Sapık kimdir, nasıl bir dünyası vardır sorusu bile elbette katledilen yavruların canının kıymeti ve toplumsal duyguların incinmesinin önüne geçmemekle, geçemeyecek olmakla beraber önem arz eder.
Cinsi sapıklıkları psikiyatrik, toplumsal, kültürel boyutlarda ele almak, değerlendirmek önem arz edecektir. Eğitim, aile değerleri kritik eşiktir. Her alanda eğitim temel belirleyicidir hiç kuşkusuz. Her şeyin başıdır açıkçası.
Birde bakıyoruz çocuk çağda evlilikler gündeme getiriliyor.
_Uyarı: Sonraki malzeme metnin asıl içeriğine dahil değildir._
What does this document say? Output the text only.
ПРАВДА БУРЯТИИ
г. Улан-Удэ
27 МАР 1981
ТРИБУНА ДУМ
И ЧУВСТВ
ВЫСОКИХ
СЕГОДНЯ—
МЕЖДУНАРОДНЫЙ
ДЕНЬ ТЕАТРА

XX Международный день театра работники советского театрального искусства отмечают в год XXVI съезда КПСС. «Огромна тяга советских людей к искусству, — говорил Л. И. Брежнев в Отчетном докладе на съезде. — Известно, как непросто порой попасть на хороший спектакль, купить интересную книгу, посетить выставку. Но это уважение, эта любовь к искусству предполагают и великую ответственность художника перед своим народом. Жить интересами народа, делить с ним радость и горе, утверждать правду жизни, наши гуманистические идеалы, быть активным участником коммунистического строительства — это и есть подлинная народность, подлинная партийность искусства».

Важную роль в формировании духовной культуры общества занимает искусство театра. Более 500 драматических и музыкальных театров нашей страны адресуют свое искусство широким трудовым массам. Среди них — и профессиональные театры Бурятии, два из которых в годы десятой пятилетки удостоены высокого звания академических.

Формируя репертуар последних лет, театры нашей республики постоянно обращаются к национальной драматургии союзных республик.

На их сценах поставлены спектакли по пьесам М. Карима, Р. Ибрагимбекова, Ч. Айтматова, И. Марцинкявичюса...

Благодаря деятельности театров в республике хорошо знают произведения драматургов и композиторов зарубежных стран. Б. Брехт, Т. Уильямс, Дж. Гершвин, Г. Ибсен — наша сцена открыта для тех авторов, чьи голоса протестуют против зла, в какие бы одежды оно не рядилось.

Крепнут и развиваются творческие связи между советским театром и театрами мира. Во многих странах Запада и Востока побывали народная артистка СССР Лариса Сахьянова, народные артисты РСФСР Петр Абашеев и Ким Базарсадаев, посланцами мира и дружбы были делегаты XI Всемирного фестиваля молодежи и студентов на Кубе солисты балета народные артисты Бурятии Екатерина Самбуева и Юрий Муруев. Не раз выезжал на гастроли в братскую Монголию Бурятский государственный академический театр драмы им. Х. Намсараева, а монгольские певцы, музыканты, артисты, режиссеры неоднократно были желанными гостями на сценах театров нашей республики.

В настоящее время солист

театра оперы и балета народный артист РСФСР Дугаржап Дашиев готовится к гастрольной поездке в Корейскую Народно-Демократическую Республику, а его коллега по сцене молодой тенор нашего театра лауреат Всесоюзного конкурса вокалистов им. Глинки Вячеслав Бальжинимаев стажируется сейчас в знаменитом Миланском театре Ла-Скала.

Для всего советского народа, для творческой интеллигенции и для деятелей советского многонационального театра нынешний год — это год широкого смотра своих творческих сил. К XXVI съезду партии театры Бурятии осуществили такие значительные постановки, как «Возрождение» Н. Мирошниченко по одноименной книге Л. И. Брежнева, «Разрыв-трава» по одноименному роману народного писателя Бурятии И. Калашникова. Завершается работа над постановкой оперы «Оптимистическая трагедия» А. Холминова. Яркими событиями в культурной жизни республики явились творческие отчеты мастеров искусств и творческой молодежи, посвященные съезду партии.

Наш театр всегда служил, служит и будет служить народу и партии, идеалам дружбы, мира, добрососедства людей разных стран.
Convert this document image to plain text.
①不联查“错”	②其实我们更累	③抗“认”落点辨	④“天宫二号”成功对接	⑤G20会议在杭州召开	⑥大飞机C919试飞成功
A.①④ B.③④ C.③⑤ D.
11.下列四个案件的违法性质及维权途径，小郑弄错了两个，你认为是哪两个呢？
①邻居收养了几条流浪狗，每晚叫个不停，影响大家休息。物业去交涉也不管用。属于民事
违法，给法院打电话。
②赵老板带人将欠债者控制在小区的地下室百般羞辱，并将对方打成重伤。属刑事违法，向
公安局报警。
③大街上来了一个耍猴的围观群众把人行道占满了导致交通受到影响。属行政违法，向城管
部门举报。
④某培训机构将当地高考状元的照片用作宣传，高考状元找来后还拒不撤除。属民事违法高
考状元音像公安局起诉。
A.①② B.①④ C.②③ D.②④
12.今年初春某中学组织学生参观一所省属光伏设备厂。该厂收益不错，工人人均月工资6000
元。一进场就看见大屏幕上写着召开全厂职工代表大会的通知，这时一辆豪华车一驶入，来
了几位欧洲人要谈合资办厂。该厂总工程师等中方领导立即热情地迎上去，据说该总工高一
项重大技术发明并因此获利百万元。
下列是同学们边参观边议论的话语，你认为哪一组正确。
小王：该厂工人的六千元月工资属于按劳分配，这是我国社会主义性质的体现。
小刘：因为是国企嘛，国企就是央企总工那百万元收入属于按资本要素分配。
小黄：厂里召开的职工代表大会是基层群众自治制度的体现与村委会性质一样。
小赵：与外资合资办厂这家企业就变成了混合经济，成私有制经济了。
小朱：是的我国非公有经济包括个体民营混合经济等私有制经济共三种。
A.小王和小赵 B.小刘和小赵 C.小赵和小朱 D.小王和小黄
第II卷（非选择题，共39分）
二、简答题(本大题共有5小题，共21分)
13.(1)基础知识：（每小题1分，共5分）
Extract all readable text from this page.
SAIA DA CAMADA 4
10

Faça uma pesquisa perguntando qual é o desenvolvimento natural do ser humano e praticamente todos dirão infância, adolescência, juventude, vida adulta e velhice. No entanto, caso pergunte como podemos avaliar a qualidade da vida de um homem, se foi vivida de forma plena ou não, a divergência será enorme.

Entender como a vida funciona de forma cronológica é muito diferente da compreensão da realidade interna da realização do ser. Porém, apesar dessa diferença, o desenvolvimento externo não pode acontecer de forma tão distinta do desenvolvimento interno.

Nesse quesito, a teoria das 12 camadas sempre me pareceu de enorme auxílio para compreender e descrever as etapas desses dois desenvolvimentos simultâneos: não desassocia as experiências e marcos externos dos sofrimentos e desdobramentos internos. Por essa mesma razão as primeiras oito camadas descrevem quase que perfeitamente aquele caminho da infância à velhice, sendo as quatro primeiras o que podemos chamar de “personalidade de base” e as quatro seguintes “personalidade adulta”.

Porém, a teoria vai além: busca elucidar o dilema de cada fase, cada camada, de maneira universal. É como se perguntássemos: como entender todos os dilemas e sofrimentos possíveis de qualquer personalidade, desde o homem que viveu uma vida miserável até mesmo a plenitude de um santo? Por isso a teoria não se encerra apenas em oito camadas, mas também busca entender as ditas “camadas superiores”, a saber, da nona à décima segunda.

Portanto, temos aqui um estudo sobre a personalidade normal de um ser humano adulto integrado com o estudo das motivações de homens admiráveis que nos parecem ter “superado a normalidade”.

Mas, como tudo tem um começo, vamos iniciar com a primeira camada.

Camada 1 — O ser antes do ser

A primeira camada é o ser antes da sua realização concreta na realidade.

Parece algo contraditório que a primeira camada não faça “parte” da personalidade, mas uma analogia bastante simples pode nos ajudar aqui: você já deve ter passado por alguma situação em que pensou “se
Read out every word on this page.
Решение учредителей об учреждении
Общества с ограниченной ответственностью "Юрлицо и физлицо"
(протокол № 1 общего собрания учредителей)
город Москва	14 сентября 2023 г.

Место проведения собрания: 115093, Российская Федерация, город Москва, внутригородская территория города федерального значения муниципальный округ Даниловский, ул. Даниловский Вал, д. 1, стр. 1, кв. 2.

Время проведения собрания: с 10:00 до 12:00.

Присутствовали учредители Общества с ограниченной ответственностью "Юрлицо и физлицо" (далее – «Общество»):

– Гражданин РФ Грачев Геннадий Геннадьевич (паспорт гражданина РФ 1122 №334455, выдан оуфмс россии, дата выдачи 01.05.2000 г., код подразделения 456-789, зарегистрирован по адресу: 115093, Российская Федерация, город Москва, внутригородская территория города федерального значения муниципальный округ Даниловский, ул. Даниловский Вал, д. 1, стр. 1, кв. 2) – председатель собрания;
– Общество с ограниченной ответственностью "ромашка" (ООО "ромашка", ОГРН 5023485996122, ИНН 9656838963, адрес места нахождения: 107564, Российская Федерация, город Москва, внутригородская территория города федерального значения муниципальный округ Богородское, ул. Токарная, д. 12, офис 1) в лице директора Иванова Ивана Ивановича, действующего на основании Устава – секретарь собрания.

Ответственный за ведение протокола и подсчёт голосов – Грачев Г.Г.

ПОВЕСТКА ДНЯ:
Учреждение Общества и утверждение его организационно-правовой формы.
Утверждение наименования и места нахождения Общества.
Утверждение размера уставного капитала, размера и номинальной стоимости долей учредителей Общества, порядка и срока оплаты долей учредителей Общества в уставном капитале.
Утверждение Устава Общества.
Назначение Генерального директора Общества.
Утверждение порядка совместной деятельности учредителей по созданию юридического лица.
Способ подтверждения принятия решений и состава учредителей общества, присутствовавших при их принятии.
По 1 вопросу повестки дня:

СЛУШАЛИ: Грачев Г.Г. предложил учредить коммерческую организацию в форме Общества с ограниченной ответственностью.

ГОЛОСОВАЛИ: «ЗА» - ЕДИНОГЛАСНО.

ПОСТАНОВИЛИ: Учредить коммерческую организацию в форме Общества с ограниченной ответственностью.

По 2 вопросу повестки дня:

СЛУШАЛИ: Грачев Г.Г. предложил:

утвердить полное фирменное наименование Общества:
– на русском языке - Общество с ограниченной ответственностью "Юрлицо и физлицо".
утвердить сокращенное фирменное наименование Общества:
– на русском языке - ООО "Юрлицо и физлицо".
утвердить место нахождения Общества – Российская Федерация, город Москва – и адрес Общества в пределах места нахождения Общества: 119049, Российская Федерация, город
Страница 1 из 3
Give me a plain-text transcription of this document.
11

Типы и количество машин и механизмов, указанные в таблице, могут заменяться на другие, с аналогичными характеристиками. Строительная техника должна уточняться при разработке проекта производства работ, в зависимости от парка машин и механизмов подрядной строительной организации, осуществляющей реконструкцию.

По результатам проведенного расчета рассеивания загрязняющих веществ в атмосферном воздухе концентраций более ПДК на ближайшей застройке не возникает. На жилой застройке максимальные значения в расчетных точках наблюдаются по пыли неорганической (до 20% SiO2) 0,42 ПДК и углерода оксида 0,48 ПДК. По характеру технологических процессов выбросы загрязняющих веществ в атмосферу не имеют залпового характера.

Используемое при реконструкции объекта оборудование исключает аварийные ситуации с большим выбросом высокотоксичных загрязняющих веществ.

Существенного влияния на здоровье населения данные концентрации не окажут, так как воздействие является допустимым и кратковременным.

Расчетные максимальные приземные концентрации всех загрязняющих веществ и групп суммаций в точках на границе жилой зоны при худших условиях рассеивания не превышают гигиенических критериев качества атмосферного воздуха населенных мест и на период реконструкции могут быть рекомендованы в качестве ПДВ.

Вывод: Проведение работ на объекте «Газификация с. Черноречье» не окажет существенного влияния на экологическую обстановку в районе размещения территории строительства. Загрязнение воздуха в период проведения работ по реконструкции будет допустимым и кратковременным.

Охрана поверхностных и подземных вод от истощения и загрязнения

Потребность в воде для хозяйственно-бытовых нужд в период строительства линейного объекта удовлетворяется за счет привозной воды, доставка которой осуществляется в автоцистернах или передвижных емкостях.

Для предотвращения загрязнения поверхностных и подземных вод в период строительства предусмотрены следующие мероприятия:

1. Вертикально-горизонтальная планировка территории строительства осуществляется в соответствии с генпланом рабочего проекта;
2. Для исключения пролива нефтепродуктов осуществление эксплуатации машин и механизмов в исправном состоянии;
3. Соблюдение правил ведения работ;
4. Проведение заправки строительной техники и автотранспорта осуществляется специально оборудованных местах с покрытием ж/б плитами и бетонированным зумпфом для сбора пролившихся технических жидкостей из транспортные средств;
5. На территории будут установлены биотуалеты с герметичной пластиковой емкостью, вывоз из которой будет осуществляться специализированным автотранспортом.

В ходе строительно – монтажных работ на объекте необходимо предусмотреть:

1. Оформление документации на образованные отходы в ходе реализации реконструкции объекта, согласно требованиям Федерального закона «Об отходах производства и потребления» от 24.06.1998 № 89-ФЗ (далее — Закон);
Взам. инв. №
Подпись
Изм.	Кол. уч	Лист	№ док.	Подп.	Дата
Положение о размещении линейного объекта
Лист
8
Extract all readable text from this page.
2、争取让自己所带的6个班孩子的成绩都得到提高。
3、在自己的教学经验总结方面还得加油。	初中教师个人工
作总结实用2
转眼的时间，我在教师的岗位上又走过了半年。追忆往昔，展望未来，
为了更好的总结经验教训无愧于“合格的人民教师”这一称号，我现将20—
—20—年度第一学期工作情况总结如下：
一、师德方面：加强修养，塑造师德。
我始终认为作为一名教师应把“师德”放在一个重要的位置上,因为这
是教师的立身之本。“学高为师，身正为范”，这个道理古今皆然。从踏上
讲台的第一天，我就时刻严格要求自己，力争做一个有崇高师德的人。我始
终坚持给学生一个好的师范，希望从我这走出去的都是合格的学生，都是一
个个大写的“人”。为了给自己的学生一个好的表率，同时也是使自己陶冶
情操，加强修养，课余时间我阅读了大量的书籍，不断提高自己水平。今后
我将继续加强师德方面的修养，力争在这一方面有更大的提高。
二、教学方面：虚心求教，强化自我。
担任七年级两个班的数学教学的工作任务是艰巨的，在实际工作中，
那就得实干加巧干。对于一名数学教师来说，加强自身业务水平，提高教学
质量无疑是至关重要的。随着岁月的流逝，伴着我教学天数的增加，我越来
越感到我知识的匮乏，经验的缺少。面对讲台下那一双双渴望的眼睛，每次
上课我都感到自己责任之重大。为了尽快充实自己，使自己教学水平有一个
Ergenlik çağı tartışmaları alıp yürüyor. Yok efendim sıcak memleketlerde şudur, bizde budur söylemleri. Örfün, törenin ağır bastığı hatta dininde önüne geçtiği sosyo kültürel yapılarda kız çocuklarının eğitim imkânı bulması, bulabilmesi başlıbaşına mesele. Bu tip yöresel ortamlarda okuyabilmek bazında kız çocuğu kardelen misalidir. Meşakkatlidir hani. Kız kısmının yaşı geçer dendimi biter, kapanır konu. Nuh der de peygamber demez bu tip kafa yapıları. Nato mermer nato kafa kesiliriz.
Düşünsenize çocuk denecek yaşta evlenmenin mümkünlüğü değer yargısıyla şartlanan insanoğlunun halini. Sapıkta bu kültürel kodların insanı değil mi bir bakıma? Biz diyoruz küçücük kız çocuğuna nasıl kıyarlar? O tip kafa arkaplanda hangi şuuraltına sahip. Gerçi bu anekdotu da mutlak değer almamalıyız. Sonuçta ergen çağdaki bir kızla evlenenle ona sokakta, inşaatta, bayırda kaçırıp tecavüz edip öldüren bir mi? Bu ikisi de rastgele birbirine karıştırılır oldu. Bilen bilmeyen konuşmuyor, işkembeden atıyor resmen.
Yine ceza boyutunda yapılan önerilere bakıyorum; bazıları sosyal psikolojiye şablon kesmekten öteye gitmez kanımca. Mesela dilim dilim doğramalı böylesini söylemi, ben kendimde muhtelif durumlarda söylediğim cinstendir. Ne ki bilirim ilmi, hukuki, gerçekçi değerinin olmadığını. Hay senin ilmine, hukukuna, gerçekçiliğine diyecek yurdum insanına selam ve sevgilerimle!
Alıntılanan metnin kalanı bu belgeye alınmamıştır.